De 2010 à 2017, le RN avait accompli une véritable révolution copernicienne, sous l’impulsion de Florian Philippot et avec le soutien de Marine Le Pen : une rupture avec l’UE marquée par la sortie de l’euro et un programme économique s’éloignant des fables oligarchistes. Mais depuis, le parti semble se normaliser de plus en plus sur beaucoup de sujets, jusqu’à son traitement par le patronat…
Une tentation oligarchiste grandissante
Résultat, Jean-Philippe Tanguy dénonçait en octobre la « boucherie fiscale » du budget. Et s’il y a du vrai dans certains excès, qui complexifient toujours plus nos règles et notre fiscalité, une petite musique plus droitière se fait de plus en plus entendre, avec une dénonciation du poids de l’État ou des impôts qui ne dépare pas dans les colonnes des médias Bolloré. Bien sûr, le RN défend toujours sa mesure, plus populiste (terme qui n’a rien de négatif sous ma plume), de baisse du prix de l’essence, mais sur bien des sujets, la tonalité a évolué. La défense des services publics se fait moins présente. La lutte contre la fraude sociale est clairement plus importante que celle contre la fraude fiscale, pourtant bien plus importante en valeur. Si le cadre de l’UE est critiqué, il n’est plus remis en question, juste sujet à réforme…

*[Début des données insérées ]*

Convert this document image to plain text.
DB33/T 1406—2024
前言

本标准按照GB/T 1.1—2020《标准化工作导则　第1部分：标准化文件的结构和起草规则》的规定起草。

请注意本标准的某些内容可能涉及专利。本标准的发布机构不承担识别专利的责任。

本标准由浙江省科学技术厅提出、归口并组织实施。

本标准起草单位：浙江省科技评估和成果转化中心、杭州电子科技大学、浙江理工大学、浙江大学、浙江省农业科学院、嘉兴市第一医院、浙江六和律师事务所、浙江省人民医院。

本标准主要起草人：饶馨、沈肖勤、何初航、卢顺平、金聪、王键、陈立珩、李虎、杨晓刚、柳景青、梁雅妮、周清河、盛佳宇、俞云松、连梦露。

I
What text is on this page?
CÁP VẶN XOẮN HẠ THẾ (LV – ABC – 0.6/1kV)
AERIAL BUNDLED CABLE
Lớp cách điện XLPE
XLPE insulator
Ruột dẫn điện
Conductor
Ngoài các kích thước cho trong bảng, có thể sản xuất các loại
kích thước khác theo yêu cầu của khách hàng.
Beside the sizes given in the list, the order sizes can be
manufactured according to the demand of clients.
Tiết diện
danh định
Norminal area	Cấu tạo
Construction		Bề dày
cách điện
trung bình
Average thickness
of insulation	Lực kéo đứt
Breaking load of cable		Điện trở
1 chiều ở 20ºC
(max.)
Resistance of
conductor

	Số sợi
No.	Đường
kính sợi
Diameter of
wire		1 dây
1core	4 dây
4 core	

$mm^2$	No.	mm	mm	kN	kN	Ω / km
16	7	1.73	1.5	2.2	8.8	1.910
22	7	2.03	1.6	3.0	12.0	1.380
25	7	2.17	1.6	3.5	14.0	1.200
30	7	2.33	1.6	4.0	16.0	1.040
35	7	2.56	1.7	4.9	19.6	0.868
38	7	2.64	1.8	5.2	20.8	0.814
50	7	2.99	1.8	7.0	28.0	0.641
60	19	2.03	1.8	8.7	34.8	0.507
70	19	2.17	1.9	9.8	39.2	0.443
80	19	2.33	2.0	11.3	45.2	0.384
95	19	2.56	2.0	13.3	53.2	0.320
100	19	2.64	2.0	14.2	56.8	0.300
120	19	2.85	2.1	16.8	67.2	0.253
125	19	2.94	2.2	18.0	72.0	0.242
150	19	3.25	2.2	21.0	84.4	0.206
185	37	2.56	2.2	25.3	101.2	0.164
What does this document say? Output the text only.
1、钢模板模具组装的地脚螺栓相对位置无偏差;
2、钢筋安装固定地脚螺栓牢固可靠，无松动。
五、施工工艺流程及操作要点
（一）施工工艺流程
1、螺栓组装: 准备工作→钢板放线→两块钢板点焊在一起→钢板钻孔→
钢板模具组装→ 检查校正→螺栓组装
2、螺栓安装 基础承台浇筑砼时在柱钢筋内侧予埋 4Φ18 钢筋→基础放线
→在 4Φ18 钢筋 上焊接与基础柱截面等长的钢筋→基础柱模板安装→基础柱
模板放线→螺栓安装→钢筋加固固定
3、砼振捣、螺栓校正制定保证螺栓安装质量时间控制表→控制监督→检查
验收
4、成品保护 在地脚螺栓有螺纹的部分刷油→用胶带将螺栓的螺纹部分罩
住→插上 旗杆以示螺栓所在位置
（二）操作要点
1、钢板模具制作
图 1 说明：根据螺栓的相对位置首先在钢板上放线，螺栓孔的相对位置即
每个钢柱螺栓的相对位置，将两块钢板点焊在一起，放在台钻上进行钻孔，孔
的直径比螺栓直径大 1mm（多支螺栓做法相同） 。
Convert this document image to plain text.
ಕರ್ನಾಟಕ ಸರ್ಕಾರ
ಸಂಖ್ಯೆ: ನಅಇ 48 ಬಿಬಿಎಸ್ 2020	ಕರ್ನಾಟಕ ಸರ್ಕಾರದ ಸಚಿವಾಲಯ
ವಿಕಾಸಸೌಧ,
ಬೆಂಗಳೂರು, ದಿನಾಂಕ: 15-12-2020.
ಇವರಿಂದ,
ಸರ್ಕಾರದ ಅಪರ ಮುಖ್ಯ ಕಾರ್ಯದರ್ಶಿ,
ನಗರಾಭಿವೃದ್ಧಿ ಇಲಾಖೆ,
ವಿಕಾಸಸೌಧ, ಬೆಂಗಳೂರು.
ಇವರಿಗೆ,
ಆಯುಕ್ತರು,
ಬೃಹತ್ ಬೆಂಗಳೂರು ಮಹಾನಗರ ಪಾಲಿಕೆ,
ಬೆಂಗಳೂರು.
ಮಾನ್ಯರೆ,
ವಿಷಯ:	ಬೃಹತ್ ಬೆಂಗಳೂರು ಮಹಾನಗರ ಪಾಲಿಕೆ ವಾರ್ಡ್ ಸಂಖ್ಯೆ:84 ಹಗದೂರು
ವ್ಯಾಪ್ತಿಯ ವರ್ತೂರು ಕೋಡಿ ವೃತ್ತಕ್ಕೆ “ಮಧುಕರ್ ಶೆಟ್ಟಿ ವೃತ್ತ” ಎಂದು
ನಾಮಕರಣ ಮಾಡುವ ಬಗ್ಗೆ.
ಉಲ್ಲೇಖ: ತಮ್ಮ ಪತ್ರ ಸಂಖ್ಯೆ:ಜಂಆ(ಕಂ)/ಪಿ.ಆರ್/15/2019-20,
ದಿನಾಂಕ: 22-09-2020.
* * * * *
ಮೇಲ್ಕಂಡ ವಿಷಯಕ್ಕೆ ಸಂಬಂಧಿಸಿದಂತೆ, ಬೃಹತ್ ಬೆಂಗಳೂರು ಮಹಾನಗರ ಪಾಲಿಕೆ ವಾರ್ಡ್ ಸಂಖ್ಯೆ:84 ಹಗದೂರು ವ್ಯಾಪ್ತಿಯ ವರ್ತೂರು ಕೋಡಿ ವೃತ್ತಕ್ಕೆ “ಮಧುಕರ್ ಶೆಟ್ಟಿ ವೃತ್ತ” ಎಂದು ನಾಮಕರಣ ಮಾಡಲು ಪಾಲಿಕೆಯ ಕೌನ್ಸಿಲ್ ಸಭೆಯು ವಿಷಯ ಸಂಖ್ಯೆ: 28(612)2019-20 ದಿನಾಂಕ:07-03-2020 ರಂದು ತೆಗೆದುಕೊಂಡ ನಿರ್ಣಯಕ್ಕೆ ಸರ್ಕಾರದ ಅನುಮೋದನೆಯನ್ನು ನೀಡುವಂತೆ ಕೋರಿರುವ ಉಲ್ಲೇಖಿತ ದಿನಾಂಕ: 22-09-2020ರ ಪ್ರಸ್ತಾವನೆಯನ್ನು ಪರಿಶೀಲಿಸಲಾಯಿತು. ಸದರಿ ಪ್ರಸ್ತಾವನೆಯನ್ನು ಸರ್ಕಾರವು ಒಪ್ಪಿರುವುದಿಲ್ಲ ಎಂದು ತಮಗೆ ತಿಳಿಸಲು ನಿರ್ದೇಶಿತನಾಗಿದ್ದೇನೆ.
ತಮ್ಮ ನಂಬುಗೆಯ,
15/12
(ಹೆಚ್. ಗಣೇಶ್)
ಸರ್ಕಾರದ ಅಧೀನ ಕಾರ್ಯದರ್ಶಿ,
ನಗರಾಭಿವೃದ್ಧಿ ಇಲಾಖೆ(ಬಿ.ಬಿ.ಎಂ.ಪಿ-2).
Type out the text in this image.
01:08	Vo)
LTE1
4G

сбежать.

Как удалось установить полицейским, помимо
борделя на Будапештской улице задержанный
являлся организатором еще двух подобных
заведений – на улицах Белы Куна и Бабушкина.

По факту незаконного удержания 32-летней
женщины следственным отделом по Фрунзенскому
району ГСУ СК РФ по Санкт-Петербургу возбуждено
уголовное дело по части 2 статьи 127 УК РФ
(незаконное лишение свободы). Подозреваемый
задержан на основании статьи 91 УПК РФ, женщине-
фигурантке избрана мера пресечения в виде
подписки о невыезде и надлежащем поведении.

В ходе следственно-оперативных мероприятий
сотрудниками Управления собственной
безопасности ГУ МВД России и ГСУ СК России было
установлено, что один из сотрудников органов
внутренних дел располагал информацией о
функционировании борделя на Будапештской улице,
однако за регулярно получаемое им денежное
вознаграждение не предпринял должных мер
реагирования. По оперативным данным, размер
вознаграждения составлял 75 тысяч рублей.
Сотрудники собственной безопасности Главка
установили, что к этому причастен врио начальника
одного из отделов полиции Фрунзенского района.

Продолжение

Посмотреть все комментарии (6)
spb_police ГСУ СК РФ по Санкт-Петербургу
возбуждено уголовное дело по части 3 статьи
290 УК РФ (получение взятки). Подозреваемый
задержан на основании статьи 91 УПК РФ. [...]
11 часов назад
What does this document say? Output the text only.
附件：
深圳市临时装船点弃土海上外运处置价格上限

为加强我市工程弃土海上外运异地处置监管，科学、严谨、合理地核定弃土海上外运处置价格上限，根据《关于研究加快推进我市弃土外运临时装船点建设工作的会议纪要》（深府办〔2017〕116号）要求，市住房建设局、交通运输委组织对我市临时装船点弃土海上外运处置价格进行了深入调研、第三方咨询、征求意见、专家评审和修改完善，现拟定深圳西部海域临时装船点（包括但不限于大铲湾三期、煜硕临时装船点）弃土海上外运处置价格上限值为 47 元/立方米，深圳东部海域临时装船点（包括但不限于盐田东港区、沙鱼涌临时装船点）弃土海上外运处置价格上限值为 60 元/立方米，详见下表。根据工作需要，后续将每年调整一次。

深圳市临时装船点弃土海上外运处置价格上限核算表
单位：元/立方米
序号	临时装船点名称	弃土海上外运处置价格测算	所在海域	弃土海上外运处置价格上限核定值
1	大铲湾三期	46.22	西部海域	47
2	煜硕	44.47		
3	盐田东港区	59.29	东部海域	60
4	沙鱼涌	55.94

Bref, la ligne Bardella / Bolloré semble progresser, jusque ches les électeurs du RN, comme le pointait cette semaine Alexandre Devecchio au regard d’un sondage Ifop, certes sans doute orienté. Les électeurs du RN débordent ceux des macronistes ou de LR sur des points marquants, comme l’excès de prélèvements obligatoires sur les revenus du travail. Ils jugent « le niveau des prestations sociales trop élevé » et qu’il « y a trop d’assistanat en France ». Il faut dire qu’avec la préemption par Bolloré de l’opposition médiatique au bloc central, le discours d’opposition à Macron est aujourd’hui souvent sur cette ligne, d’autant plus que les médias traditionnels continuent de présenter l’échec de Macron comme une trop grande perméabilité au socialisme, et non parce qu’il est allé trop loin, plus à droite que Sarkozy.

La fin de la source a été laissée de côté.